She was always ambitious, and supported by Henry’s unfailing devotion she went on working even after she became bedridden. She amazed all her friends by her determination, courage and unquenchable gaiety. She knew her illness was mortal yet declared that this was the happiest time of her life. It was certainly the most fruitful since her student days.
Tirzah’s small oils, painted very smoothly and with a fine brush, have as little in common with the work of her contemporaries as her wood engravings and marbled papers. In a few of her pictures, Boats on Cromer Beach, Canna in the Hebrides, Whither will you Wander (a delightfully particularised study of geese in an Essex field), the portrait of Peggy Angus in her sitting room at Adelaide Road the subject is rendered with the utmost fidelity to nature. The clear colour, the precision of the miniature like execution and the artist’s sharp eye for telling detail inform these little paintings with an enhanced sense of reality. The brilliant technique, smooth texture and jewel like colour of Tirzah’s work play a specially significant part in the pictures of toys among flowers or set against a distant landscape.
These compositions recapture in all its freshness the relationship of an imaginative child with its dolls, trains, toy soldiers and farm animals and conjure up a magical child’s world of closely seen plants.
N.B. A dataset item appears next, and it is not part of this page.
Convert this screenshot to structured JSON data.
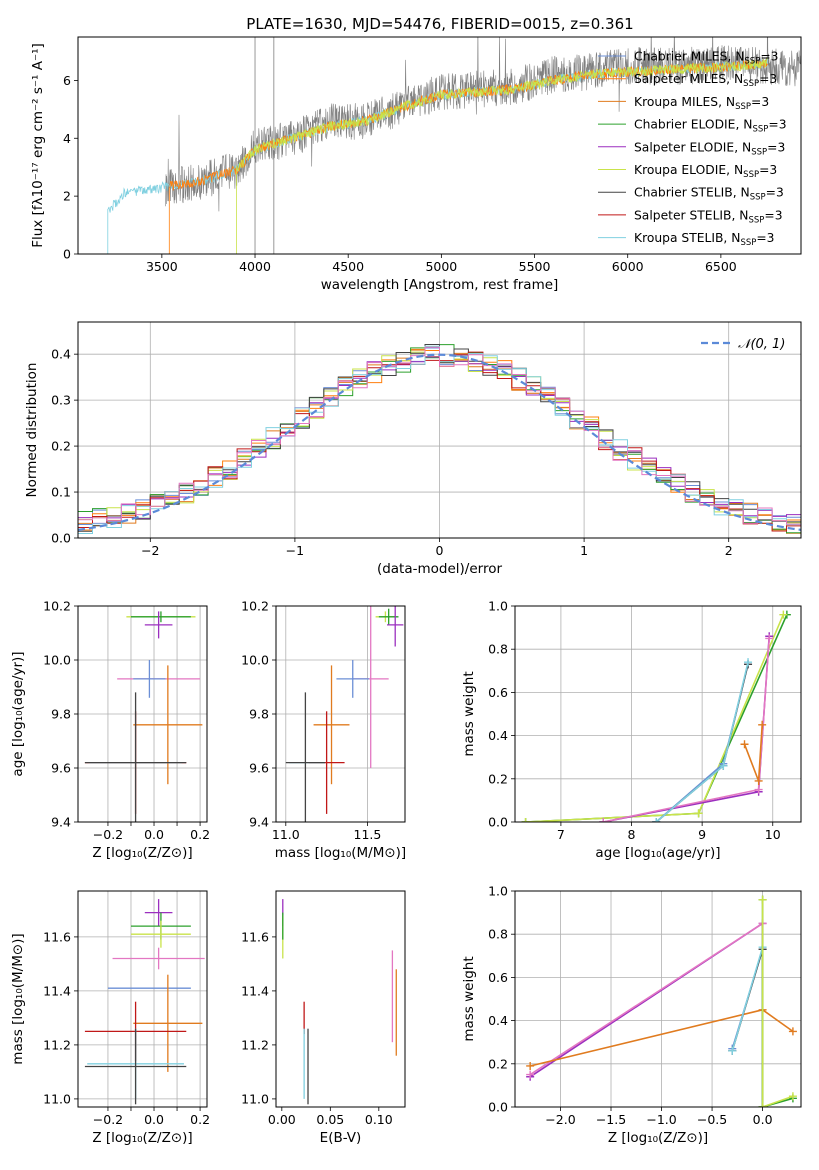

A doll steps forward with her little muff from a thicket of bright tulips; toy trains run round a toy stable and toy horses in a landscape of spear shaped leaves and scarlet tulips; a toy soldier lies in the path of a toy steam engine watched by a maid from an upper window in a doll’s house set against a sombre river scene reflecting the mood of the painting (the last two illustrated here). The image, though more dramatic, recalls that of the dumb grenadier buried under the lawn in the familiar poem by R. L. Stevenson. He was another who never lost his childhood’s vision.
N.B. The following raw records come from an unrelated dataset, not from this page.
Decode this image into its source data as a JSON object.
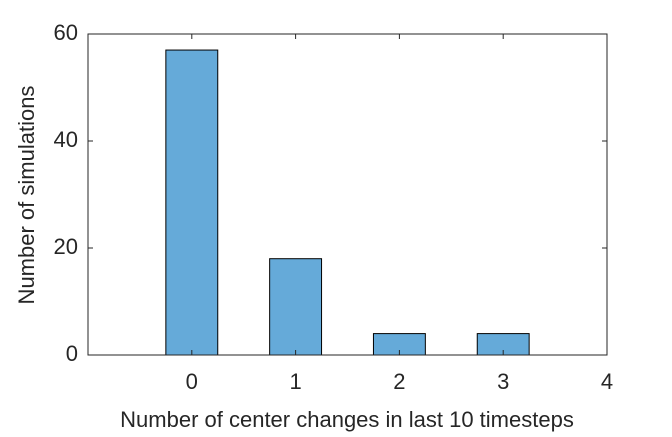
{
  "chart_data": {
    "type": "bar",
    "x_label": "Number of center changes in last 10 timesteps",
    "y_label": "Number of simulations",
    "x": [
      0,
      1,
      2,
      3
    ],
    "values": [
      57,
      18,
      4,
      4
    ],
    "color": "#65aad9",
    "bar_width": 0.5,
    "xlim": [
      -1,
      4
    ],
    "xticks": [
      0,
      1,
      2,
      3,
      4
    ],
    "ylim": [
      0,
      60
    ],
    "yticks": [
      0,
      20,
      40,
      60
    ],
    "box": true
  }
}
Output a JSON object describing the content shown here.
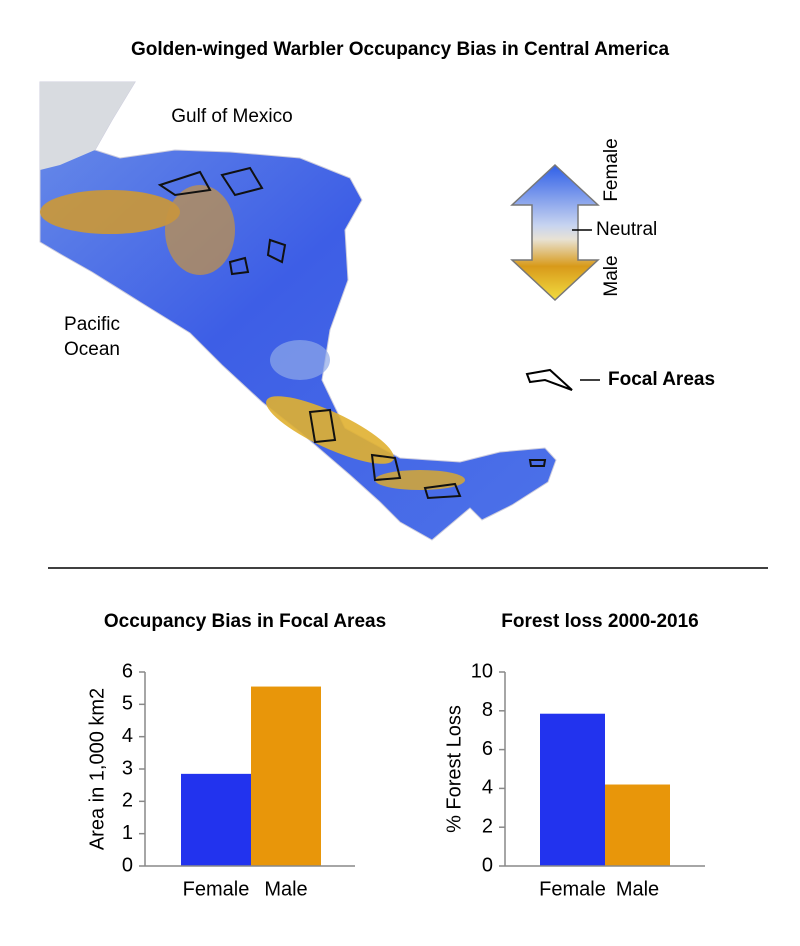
{
  "header": {
    "title": "Golden-winged Warbler Occupancy Bias in Central America"
  },
  "map": {
    "labels": [
      "Gulf of Mexico",
      "Pacific",
      "Ocean"
    ],
    "legend": {
      "top": "Female",
      "middle": "Neutral",
      "bottom": "Male",
      "focal": "Focal Areas"
    }
  },
  "chart_data": [
    {
      "type": "bar",
      "title": "Occupancy Bias in Focal Areas",
      "y_label": "Area in 1,000 km2",
      "categories": [
        "Female",
        "Male"
      ],
      "values": [
        2.85,
        5.55
      ],
      "colors": [
        "#2233ee",
        "#e8960a"
      ],
      "ylim": [
        0,
        6
      ],
      "yticks": [
        0,
        1,
        2,
        3,
        4,
        5,
        6
      ]
    },
    {
      "type": "bar",
      "title": "Forest loss 2000-2016",
      "y_label": "% Forest Loss",
      "categories": [
        "Female",
        "Male"
      ],
      "values": [
        7.85,
        4.2
      ],
      "colors": [
        "#2233ee",
        "#e8960a"
      ],
      "ylim": [
        0,
        10
      ],
      "yticks": [
        0,
        2,
        4,
        6,
        8,
        10
      ]
    }
  ]
}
But Tirzah’s toy peopled world sometimes has another dimension. The relationship of figures and plants, of toys, human beings and the real world shifts so that we are confronted by a domain that is stranger and more disturbing than the child’s realm of dolls and toy horses amid flowers and grasses. It is only slightly alarming to see a kitten dwarfed by pansies, but when the occupants of a room in a doll’s house turn out to be portraits of the artist and her husband, Tirzah in bed, Henry in a rocking chair with the stiff horizontal legs of a Dutch doll, the humour of the idea is powerless to stifle a feeling of unease and disjointedness. And in the pictures of diminutive human beings lost in the giant growth of idyllic gardens and bosky landscapes, the altered proportions of figures and settings strongly suggest the presence of lurking danger. The tiny figure running down a path between huge, minutely painted bushes from a cottage submerged in vegetation in the brooding composition called Hide and Seek is surely engaged in more than a game. The white-suited pygmy forms of the orchid hunters of Brazil in the picture of that title tread in an impeccably painted but frightening jungle of great convolvulus leaves half as big as themselves and thick ropy creepers menaced by the monster orchids they have come to seek. The eerie painting of the moonlit encounter of a gargantuan frog and an amorphous leviathan could have seemed like part of Disneyland but in fact is charged with nightmare dread. The pallid figure of the woman in Spanish Lady standing against a threatening, owl haunted sky among tree high daffodils was inspired by a piece of pottery, but the anguished eyes are those of a living person and the relative scale of the woman and the flowers conveys an overwhelming feeling of disquiet and sadness. Tirzah’s world of green leaf and grass tassels and its surreal scale remind us of Richard Dadd’s faery, paradisial scenes. His remarkable art was little noticed until recently and it is unlikely that Tirzah saw his work. She had too much humour and gaiety ever to arrive at such furious and despairing imaginings as Dadd’s, but the kinship is there, and like Dadd she achieved in a small way some things that are astonishing and without parallel.